Mourning the Surfing Loss

Michelle Rusk

When I started to surf, over ten years ago now, Bali was just hitting the surfing map. It wasn’t on my radar of places to go and I was so lucky that I have surfed both coasts of the United States, Hawaii, Australia, and Wales (the most unlikely of them all!).

Surfing wasn’t the reason we traveled to Bali, but I had this glimmer of hope inside me that maybe, just maybe, there might be a low-key place for me to get out of a board with a long rolling wave. More than anything, knowing I can’t push the left arm too hard or it’ll pop, I know that if the waves are low key enough, I can get to the backside of them and at least listen to the sound of the board as it hits the gently lapping water.

The one ocean spot we traveled to in Bali was a crazy, soul-less tourist infestation. There were good things about it, but there were so many people and so many of them out on the waves that I knew instantly I wasn’t going to get out there. It was the complete opposite of any other surfing experience I’ve had, even the mecca of Waikiki.
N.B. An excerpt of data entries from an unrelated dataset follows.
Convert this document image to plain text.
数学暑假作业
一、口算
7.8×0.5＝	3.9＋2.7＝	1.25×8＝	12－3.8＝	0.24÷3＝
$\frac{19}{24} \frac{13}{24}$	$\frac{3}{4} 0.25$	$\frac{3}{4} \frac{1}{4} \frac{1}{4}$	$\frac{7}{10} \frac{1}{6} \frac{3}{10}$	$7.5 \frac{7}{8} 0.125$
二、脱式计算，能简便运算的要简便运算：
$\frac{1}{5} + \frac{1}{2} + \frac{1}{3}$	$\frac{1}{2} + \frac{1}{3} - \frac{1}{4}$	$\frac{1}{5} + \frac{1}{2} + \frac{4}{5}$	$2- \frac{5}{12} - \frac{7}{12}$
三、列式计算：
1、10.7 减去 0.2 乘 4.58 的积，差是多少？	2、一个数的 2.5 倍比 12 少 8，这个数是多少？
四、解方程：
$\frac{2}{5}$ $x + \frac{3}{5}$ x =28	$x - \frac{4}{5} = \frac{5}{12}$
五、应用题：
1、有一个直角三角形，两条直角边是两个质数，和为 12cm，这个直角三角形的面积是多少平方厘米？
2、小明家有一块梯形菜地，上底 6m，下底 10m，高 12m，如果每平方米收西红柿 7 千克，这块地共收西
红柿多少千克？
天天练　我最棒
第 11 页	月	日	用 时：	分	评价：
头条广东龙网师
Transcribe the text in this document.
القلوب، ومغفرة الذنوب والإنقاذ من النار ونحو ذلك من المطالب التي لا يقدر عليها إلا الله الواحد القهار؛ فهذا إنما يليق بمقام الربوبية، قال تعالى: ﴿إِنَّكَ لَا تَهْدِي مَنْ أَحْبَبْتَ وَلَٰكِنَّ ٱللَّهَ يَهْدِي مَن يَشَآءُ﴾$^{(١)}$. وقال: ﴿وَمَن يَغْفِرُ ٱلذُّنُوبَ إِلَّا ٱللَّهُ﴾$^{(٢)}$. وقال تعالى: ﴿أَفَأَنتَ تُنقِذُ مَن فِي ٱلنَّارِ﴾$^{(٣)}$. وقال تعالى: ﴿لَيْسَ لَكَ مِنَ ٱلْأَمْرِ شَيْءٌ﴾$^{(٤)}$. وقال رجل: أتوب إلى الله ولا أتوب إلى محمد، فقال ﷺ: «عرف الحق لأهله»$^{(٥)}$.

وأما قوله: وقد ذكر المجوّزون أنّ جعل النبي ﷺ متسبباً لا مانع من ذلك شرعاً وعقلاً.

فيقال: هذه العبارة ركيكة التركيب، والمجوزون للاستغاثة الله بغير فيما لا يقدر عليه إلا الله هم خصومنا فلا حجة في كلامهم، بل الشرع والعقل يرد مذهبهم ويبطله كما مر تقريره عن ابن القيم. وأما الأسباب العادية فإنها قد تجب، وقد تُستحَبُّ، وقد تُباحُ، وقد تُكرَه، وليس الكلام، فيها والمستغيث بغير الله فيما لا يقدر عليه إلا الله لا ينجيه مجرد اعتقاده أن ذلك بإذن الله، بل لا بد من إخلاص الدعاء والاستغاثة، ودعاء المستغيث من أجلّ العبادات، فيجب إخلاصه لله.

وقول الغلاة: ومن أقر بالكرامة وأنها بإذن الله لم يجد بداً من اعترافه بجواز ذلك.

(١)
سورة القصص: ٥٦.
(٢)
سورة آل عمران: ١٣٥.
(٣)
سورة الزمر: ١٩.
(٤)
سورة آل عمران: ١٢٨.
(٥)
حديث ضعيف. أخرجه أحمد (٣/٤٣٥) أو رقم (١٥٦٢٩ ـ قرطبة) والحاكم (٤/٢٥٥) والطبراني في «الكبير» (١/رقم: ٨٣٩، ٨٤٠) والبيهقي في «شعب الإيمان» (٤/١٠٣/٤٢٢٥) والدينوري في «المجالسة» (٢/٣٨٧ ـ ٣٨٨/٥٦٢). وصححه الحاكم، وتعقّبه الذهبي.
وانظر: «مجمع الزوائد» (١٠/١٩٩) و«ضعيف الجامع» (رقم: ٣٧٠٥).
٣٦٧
I haven’t trashed the surfing dream forever, I know there will be a day that life will get me back to Rat Beach in LA on a warm September day after school has started, the beach is empty, and the surf is nearly flat. I will have that opportunity to at least ride my board Orangey as a body board and hear that lapping sound I miss so much, and that chance to connect with God as I do on the water.

But in Bali I mourned the opportunity I wouldn’t have there, of being on another ocean, of meeting people on the water and the beach, of another unique memory of the trip. I have to remind myself there are other memories, there are other opportunities.

Still I mourn what I can’t have and by acknowledging it and all it taught me, I’m understanding why it was part of my life, if only for a short time.